Question

Evaluate the given function and fill in the blanks: $\int{\sqrt{\dfrac{\cos x-{{\cos }^{3}}x}{1-{{\cos }^{3}}x}}dx=\_\_\_\_\_\_\_\_\_+C}$
$\left( \text{A} \right)\text{ }\dfrac{2}{3}{{\cos }^{-1}}\left( {{\sin }^{\dfrac{3}{2}}}x \right)$
$\left( B \right)\text{ }\dfrac{2}{3}{{\tan }^{-1}}\left( {{\cos }^{\dfrac{3}{2}}}x \right)$
$\left( \text{C} \right)-\dfrac{2}{3}{{\sin }^{-1}}\left( {{\cos }^{\dfrac{3}{2}}}x \right)$
$\left( D \right)\text{ }\dfrac{2}{3}{{\sin }^{-1}}\left( {{\sin }^{\dfrac{3}{2}}}x \right)$

Answer 1

Hint: In this question we have been given with a question of indefinite integrals which we have to solve. We will first take $\cos x$ common in the numerator and convert it into the form of $\sin x$. We will then use appropriate substitution to get the expression in a simplified manner. After using the formula for integrating we will get the required solution and we will check which option is the correct solution.

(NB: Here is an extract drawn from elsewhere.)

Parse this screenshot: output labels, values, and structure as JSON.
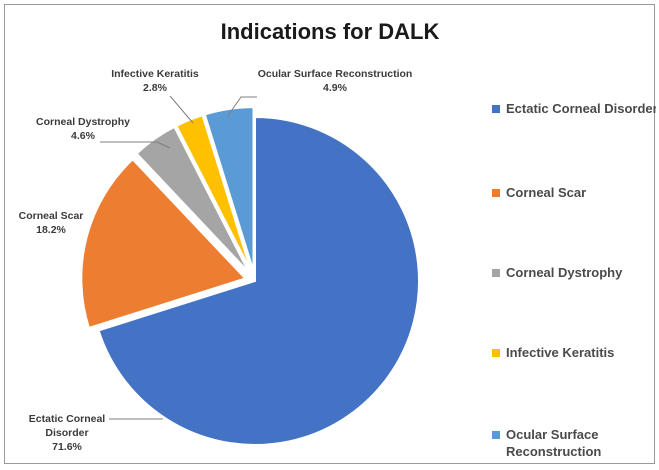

Complete step-by-step solution:
We have the integral given to us as:
\[\Rightarrow \int{\sqrt{\dfrac{\cos x-{{\cos }^{3}}x}{1-{{\cos }^{3}}x}}}dx\]
In the numerator, we can see that the term $\cos x$ is common therefore on taking it out, we get:
\[\Rightarrow \int{\sqrt{\dfrac{\cos x\left( 1-{{\cos }^{2}}x \right)}{1-{{\cos }^{3}}x}}}dx\]
Now we know the trigonometric formula that ${{\sin }^{2}}x+{{\cos }^{2}}x=1$ which implies $1-{{\cos }^{2}}x={{\sin }^{2}}x$ therefore, on substituting it in the expression, we get:
\[\Rightarrow \int{\sqrt{\dfrac{\cos x\left( {{\sin }^{2}}x \right)}{1-{{\cos }^{3}}x}}}dx\]
Now in the numerator, we have a term in square under the square root therefore on taking it out, we get:
\[\Rightarrow \int{\sqrt{\dfrac{\cos x}{1-{{\cos }^{3}}x}}\times \sin xdx}\]
Now we know that square root can be written in the exponent form as ${{a}^{\dfrac{1}{2}}}$ therefore the numerator can be written as:
\[\Rightarrow \int{\dfrac{{{\cos }^{\dfrac{1}{2}}}x\cdot \sin x}{\sqrt{1-{{\cos }^{3}}x}}dx}\]
Now the term ${{\cos }^{3}}x$ in the denominator can be written as \[{{\left( {{\cos }^{\dfrac{3}{2}}}x \right)}^{2}}\] because according to the law of exponents nothing it being changed.
On substituting, we get:
\[\Rightarrow \int{\dfrac{{{\cos }^{\dfrac{1}{2}}}x\cdot \sin x}{\sqrt{1-{{\left( {{\cos }^{\dfrac{3}{2}}}x \right)}^{2}}}}dx}\]
Now on substituting $t={{\cos }^{\dfrac{3}{2}}}x$
On differentiating, we get $dt=\dfrac{3}{2}{{\cos }^{\dfrac{1}{2}}}x\left( -\sin x \right)dx$
On rearranging the terms, we get $-\dfrac{2}{3}dt={{\cos }^{\dfrac{1}{2}}}x\sin xdx$.
On substituting it in the expression, we get:
\[\Rightarrow -\dfrac{2}{3}\int{\dfrac{dt}{\sqrt{1-{{t}^{2}}}}}\]
Now we know that $\int{\dfrac{1}{\sqrt{{{a}^{2}}-{{x}^{2}}}}={{\sin }^{-1}}\left( \dfrac{x}{a} \right)}+C$ therefore on integrating, we get:
\[\Rightarrow -\dfrac{2}{3}{{\sin }^{-1}}\left( \dfrac{t}{1} \right)+C\]
On resubstituting the value of $t$, we get:
\[\Rightarrow -\dfrac{2}{3}{{\sin }^{-1}}\left( {{\cos }^{\dfrac{3}{2}}}x \right)+C\], which is the required solution therefore the correct option is $\left( C \right)$.

Note: In this question we used the substitution method to solve the integral. It is to be remembered that in an indefinite integral there are no limiting conditions. It is also to be remembered that integration and derivatives are opposite of each other. If the integration of a term $a$ is $b$, then the derivative of the term $b$ will be $a$.